I thought it was great as the group began with “Behind Blue Eyes,” which morphed into “Who Are You,” and ended with “Baba O’Reilly.”  Once they were done, Nick asked each of the judges their opinions, beginning with Nicole Scherzinger of the Pussycat Dolls.  Nicole’s comments were directed towards the group’s performance as she pointed out the energy that they sung with and the smiles.  Constructive criticism it was not.  Next, Shawn Stockman, of Boyz II Men fame, gave his thoughts on the performance and also focused on the entertainment factors of the group, mentioning how much of a rock star one of the performers appeared to be.

But when Ben Folds began to critique the group, he blew the other two judges out of the water.  He hit upon the concept of how old records were focused on the lead singer and how, especially with “Behind Blue Eyes,” the melancholy was the essence of that song.  You could get the sense that Ben, who may not be as marketable as the other two, as far as looks are concerned, has made an in-depth study of music in his life, and is focused on harnessing the art of his craft.

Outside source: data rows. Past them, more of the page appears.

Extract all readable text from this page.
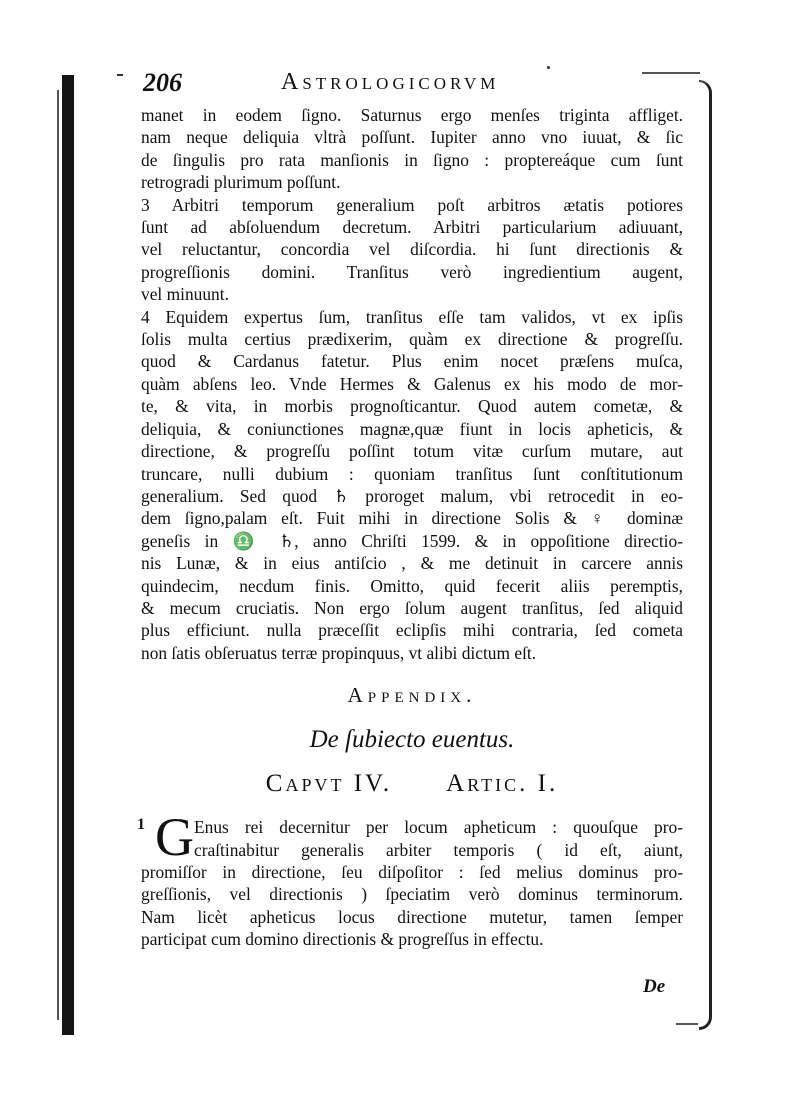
206	Astrologicorvm

manet in eodem ſigno. Saturnus ergo menſes triginta affliget.

nam neque deliquia vltrà poſſunt. Iupiter anno vno iuuat, & ſic

de ſingulis pro rata manſionis in ſigno : proptereáque cum ſunt

retrogradi plurimum poſſunt.

3 Arbitri temporum generalium poſt arbitros ætatis potiores

ſunt ad abſoluendum decretum. Arbitri particularium adiuuant,

vel reluctantur, concordia vel diſcordia. hi ſunt directionis &

progreſſionis domini. Tranſitus verò ingredientium augent,

vel minuunt.

4 Equidem expertus ſum, tranſitus eſſe tam validos, vt ex ipſis

ſolis multa certius prædixerim, quàm ex directione & progreſſu.

quod & Cardanus fatetur. Plus enim nocet præſens muſca,

quàm abſens leo. Vnde Hermes & Galenus ex his modo de mor-

te, & vita, in morbis prognoſticantur. Quod autem cometæ, &

deliquia, & coniunctiones magnæ,quæ fiunt in locis apheticis, &

directione, & progreſſu poſſint totum vitæ curſum mutare, aut

truncare, nulli dubium : quoniam tranſitus ſunt conſtitutionum

generalium. Sed quod ♄ proroget malum, vbi retrocedit in eo-

dem ſigno,palam eſt. Fuit mihi in directione Solis & ♀ dominæ

geneſis in ♎ ♄, anno Chriſti 1599. & in oppoſitione directio-

nis Lunæ, & in eius antiſcio , & me detinuit in carcere annis

quindecim, necdum finis. Omitto, quid fecerit aliis peremptis,

& mecum cruciatis. Non ergo ſolum augent tranſitus, ſed aliquid

plus efficiunt. nulla præceſſit eclipſis mihi contraria, ſed cometa

non ſatis obſeruatus terræ propinquus, vt alibi dictum eſt.

Appendix.
De ſubiecto euentus.
Capvt IV. Artic. I.
1 G Enus rei decernitur per locum apheticum : quouſque pro-

craſtinabitur generalis arbiter temporis ( id eſt, aiunt,

promiſſor in directione, ſeu diſpoſitor : ſed melius dominus pro-

greſſionis, vel directionis ) ſpeciatim verò dominus terminorum.

Nam licèt apheticus locus directione mutetur, tamen ſemper

participat cum domino directionis & progreſſus in effectu.

De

As someone who firmly believes in a difference between the art of music and the appearance of music, it was nice to see that NBC promotes those, like a Ben Folds, who believe in that too and try to bring out the best in what he writes and listens to.  This is why, although it takes more time and effort, I try to seek out the best in music regardless of how someone looks or performs.  Justin Vernon or Sam Beam, for example, look nothing like some of these corporate pop bands, but their music is incredible and is well worth the time invested in getting to know it.